Configuring transactional metadata query

Configure the transaction metadata query using the subsystem properties.

The common properties used to configure the transactional metadata query for the search subsystems are:

  • query.cmis.queryConsistency
  • query.fts.queryConsistency

These properties should be set in the <TOMCAT_HOME>/shared/classes/alfresco-global.properties file.

Important: The name of these properties has changed. They were called solr.query.cmis.queryConsistency and solr.query.fts.queryConsistency but these were deprecated. The old names of the properties will still work with Elasticsearch but it is highly recommended you update them in your configuration.

The default value for these properties is TRANSACTIONAL_IF_POSSIBLE. However, you can override it with any of the following permitted values:

  • EVENTUAL
  • TRANSACTIONAL

The query.cmis.queryConsistency and query.fts.queryConsistency properties can also be set per query on the SearchParameters and QueryOptions objects in the V1 REST API.

Configuring search in Alfresco Share

The following sections describe how to configure search in Alfresco Share.

Controlling permissions checking

TMDQ may take a long time when trying to create a page of results with a sparse result set. You can limit the time Alfresco Content Services spends per TMDQ query by configuring a maximum duration or a maximum number of permission checks before returning. Setting this limit increases search speed and reduces the use of resources but may result in the user receiving a partial page of results for expensive queries.

You can limit both the time spent and the number of documents checked before Alfresco Content Services returns search results using the system.acl.maxPermissionCheckTimeMillis and the system.acl.maxPermissionChecks properties. The default values are 10000 and 1000 respectively.

  1. Open the <classpathRoot>/alfresco-global.properties file.

  2. Set the system.acl.maxPermissionCheckTimeMillis property.

    For example, system.acl.maxPermissionCheckTimeMillis=20000.

  3. Set the system.acl.maxPermissionChecks property.

    For example, system.acl.maxPermissionChecks=2000.

    Note: If you increase these values and have a query that returns a very large number of results, (a) the search results will take longer to be returned to the user, and (b) the system will spend longer to check permissions, leading to the possibility of performance degradation. If you set these values to a low number, you run the risk of inconsistent search results every time you run the same search. These settings are also applied when paging. So paging the results will only go up to the maximum returned results based on these settings.

Limiting search results

Use this information to control the maximum number of items that an Alfresco Share search returns.

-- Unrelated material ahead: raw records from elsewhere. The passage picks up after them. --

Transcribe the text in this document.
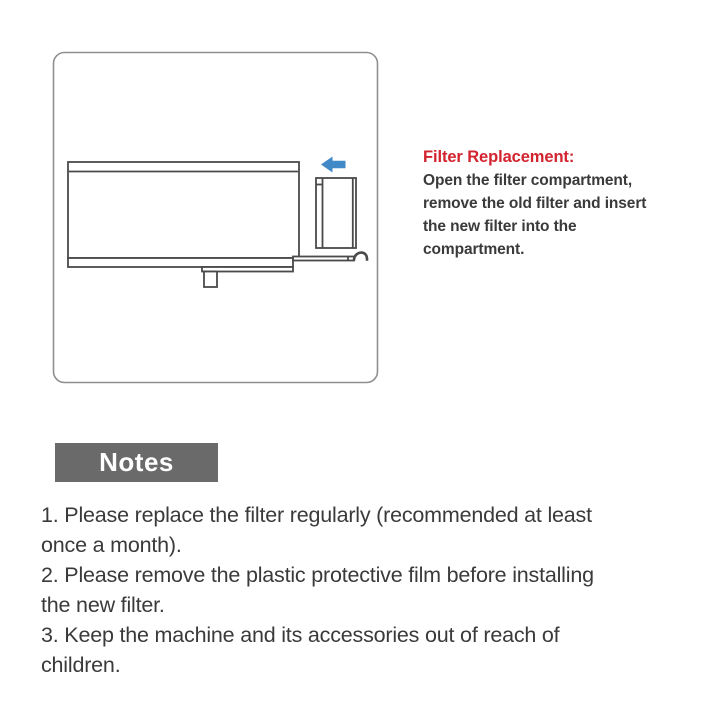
Filter Replacement:
Open the filter compartment,
remove the old filter and insert
the new filter into the
compartment.
Notes
1. Please replace the filter regularly (recommended at least
once a month).
2. Please remove the plastic protective film before installing
the new filter.
3. Keep the machine and its accessories out of reach of
children.
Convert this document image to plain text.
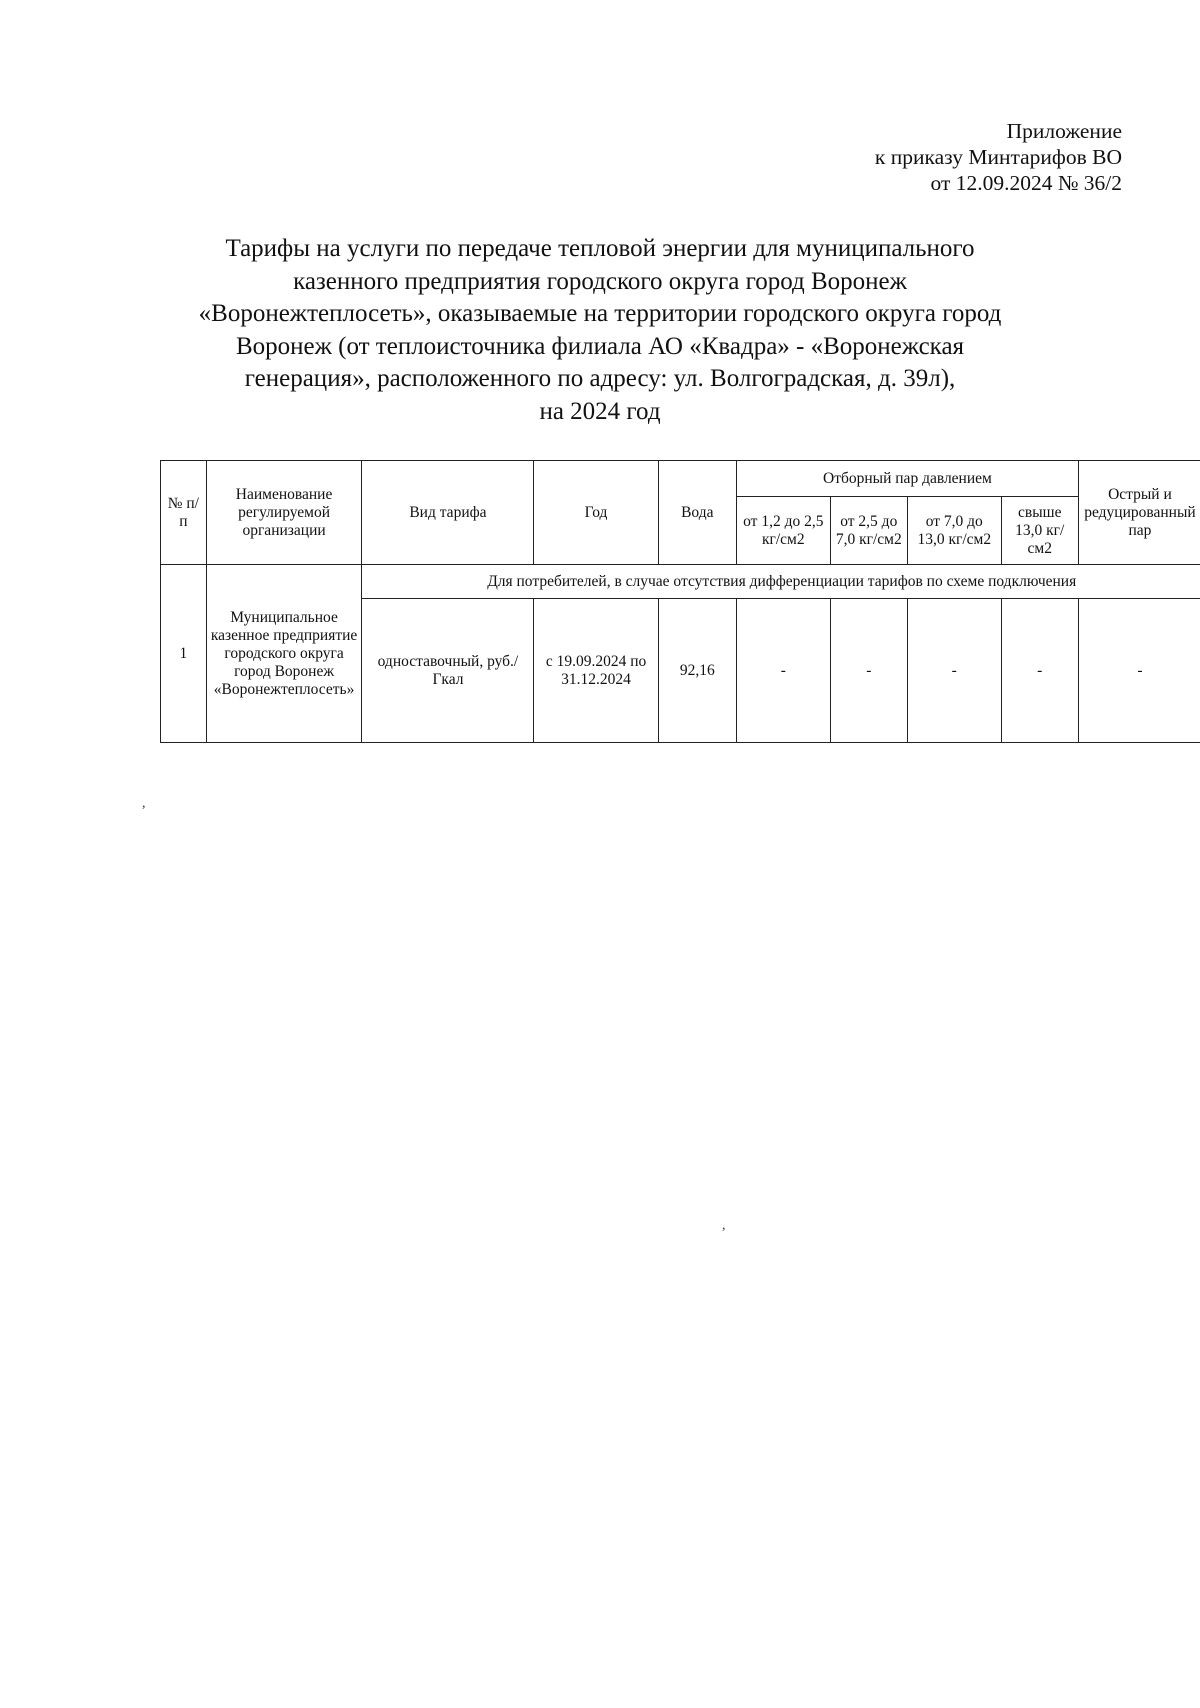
Приложение
к приказу Минтарифов ВО
от 12.09.2024 № 36/2
Тарифы на услуги по передаче тепловой энергии для муниципального
казенного предприятия городского округа город Воронеж
«Воронежтеплосеть», оказываемые на территории городского округа город
Воронеж (от теплоисточника филиала АО «Квадра» - «Воронежская
генерация», расположенного по адресу: ул. Волгоградская, д. 39л),
на 2024 год
№ п/п	Наименование регулируемой организации	Вид тарифа	Год	Вода	Отборный пар давлением				Острый и редуцированный пар
					от 1,2 до 2,5 кг/см2	от 2,5 до 7,0 кг/см2	от 7,0 до 13,0 кг/см2	свыше 13,0 кг/см2	
1	Муниципальное казенное предприятие городского округа город Воронеж «Воронежтеплосеть»	Для потребителей, в случае отсутствия дифференциации тарифов по схеме подключения							
		одноставочный, руб./Гкал	с 19.09.2024 по 31.12.2024	92,16	-	-	-	-	-
,
,
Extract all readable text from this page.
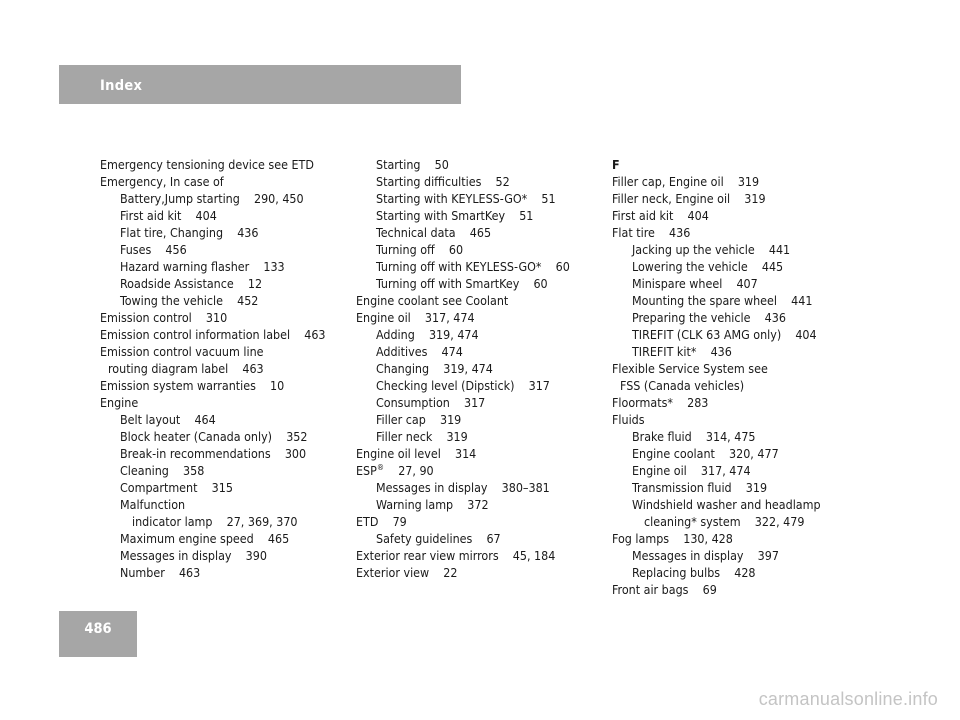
Index
Emergency tensioning device see ETD
Emergency, In case of
Battery,Jump starting    290, 450
First aid kit    404
Flat tire, Changing    436
Fuses    456
Hazard warning flasher    133
Roadside Assistance    12
Towing the vehicle    452
Emission control    310
Emission control information label    463
Emission control vacuum line
routing diagram label    463
Emission system warranties    10
Engine
Belt layout    464
Block heater (Canada only)    352
Break-in recommendations    300
Cleaning    358
Compartment    315
Malfunction
indicator lamp    27, 369, 370
Maximum engine speed    465
Messages in display    390
Number    463
Starting    50
Starting difficulties    52
Starting with KEYLESS-GO*    51
Starting with SmartKey    51
Technical data    465
Turning off    60
Turning off with KEYLESS-GO*    60
Turning off with SmartKey    60
Engine coolant see Coolant
Engine oil    317, 474
Adding    319, 474
Additives    474
Changing    319, 474
Checking level (Dipstick)    317
Consumption    317
Filler cap    319
Filler neck    319
Engine oil level    314
ESP®    27, 90
Messages in display    380–381
Warning lamp    372
ETD    79
Safety guidelines    67
Exterior rear view mirrors    45, 184
Exterior view    22
F
Filler cap, Engine oil    319
Filler neck, Engine oil    319
First aid kit    404
Flat tire    436
Jacking up the vehicle    441
Lowering the vehicle    445
Minispare wheel    407
Mounting the spare wheel    441
Preparing the vehicle    436
TIREFIT (CLK 63 AMG only)    404
TIREFIT kit*    436
Flexible Service System see
FSS (Canada vehicles)
Floormats*    283
Fluids
Brake fluid    314, 475
Engine coolant    320, 477
Engine oil    317, 474
Transmission fluid    319
Windshield washer and headlamp
cleaning* system    322, 479
Fog lamps    130, 428
Messages in display    397
Replacing bulbs    428
Front air bags    69
486
carmanualsonline.info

By default, the Share search feature returns a maximum of 250 search results. You can extend this number of search results to return more than 250 entries.

  1. Download your share-config.xml file found at tomcat/webapps/share/WEB-INF/classes/alfresco/share-config.xml, for more see Share Configuration Extension Point.

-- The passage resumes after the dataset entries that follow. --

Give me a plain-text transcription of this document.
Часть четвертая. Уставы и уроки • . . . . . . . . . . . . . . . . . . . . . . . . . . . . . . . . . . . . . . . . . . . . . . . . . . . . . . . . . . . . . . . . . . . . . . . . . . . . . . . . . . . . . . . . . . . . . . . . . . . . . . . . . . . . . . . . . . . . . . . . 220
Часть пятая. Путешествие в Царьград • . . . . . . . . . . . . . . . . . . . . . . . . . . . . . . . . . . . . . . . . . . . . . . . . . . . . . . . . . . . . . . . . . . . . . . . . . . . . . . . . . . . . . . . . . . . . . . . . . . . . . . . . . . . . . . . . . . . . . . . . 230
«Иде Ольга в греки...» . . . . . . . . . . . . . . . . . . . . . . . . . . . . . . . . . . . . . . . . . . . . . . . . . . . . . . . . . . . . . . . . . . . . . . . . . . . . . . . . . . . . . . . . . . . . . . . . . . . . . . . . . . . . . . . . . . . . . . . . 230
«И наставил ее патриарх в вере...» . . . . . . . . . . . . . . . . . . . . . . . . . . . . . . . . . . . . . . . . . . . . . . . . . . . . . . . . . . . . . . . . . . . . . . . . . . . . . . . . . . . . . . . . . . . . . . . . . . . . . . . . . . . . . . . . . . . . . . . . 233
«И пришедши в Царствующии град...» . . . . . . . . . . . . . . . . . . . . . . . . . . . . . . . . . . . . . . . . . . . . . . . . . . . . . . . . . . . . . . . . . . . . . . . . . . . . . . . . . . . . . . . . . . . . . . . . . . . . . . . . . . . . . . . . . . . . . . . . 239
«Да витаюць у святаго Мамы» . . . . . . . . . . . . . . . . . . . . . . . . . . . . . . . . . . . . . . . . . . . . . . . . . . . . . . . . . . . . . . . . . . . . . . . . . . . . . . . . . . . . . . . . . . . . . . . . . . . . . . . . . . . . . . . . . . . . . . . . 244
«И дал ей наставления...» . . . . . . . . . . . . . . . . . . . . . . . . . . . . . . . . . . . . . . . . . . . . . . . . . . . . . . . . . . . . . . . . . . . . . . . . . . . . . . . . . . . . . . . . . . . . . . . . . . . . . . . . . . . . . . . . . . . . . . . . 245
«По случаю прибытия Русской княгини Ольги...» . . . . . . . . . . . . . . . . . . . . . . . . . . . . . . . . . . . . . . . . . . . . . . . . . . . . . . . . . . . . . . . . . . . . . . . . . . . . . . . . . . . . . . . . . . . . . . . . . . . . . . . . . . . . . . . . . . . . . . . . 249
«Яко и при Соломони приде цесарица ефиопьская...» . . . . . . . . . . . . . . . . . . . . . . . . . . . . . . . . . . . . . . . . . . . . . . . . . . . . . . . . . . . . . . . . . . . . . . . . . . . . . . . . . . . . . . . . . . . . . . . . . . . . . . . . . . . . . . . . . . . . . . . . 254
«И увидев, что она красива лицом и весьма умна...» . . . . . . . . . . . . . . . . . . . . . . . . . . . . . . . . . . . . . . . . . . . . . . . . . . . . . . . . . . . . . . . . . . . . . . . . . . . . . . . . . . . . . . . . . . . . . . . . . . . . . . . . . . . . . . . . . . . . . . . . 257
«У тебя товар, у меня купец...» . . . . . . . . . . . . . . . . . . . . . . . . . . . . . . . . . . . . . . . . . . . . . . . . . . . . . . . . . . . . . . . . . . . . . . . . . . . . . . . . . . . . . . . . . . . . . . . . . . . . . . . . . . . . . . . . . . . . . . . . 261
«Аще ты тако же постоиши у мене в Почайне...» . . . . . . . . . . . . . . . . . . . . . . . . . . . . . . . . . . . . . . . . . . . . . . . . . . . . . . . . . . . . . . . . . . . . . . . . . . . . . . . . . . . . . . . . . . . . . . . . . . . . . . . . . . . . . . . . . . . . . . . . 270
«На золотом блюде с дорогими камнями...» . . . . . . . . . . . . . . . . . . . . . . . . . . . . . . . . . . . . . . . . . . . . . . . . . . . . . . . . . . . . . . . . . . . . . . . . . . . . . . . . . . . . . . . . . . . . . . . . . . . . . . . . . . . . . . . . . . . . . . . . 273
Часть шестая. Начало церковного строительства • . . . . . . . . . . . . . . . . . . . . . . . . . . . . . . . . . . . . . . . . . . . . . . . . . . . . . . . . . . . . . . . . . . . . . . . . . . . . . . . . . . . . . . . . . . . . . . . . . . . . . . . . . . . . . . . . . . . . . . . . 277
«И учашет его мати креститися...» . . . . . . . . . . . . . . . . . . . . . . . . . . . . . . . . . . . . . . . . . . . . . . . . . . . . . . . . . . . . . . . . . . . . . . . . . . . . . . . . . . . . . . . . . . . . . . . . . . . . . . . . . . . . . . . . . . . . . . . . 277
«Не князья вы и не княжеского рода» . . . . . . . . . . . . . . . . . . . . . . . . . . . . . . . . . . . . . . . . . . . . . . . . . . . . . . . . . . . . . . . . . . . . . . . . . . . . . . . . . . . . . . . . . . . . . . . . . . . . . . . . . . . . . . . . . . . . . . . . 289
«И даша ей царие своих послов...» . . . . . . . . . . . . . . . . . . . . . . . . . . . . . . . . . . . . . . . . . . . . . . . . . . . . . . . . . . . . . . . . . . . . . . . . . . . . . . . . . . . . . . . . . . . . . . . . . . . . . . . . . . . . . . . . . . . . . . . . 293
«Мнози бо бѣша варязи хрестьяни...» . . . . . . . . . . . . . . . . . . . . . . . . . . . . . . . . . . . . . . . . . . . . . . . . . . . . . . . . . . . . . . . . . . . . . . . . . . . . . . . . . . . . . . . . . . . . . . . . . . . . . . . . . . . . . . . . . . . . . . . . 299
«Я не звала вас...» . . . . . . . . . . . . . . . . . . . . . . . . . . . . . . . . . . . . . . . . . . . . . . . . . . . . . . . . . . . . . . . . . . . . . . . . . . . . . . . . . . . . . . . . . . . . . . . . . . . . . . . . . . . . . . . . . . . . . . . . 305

  2. Open the share-config.xml file and copy the <config evaluator="string-compare" condition="Search" replace="true"> section.

  3. Open the <web-extension>share-config-custom.xml file and then paste the copied section.

  4. Locate the <max-search-results>250</max-search-results> property and then edit the value to your preferred number of search results.

  5. For the changes to take effect, refresh the Alfresco Content Services web scripts. To refresh the web scripts:

    1. Navigate to the web scripts Home page.

      For example, go to: http://<your-host>:8080/share/page/index.

    2. Click Refresh Web Scripts.

      You have now refreshed the web scripts and set a limit to the number of items a search in Share returns.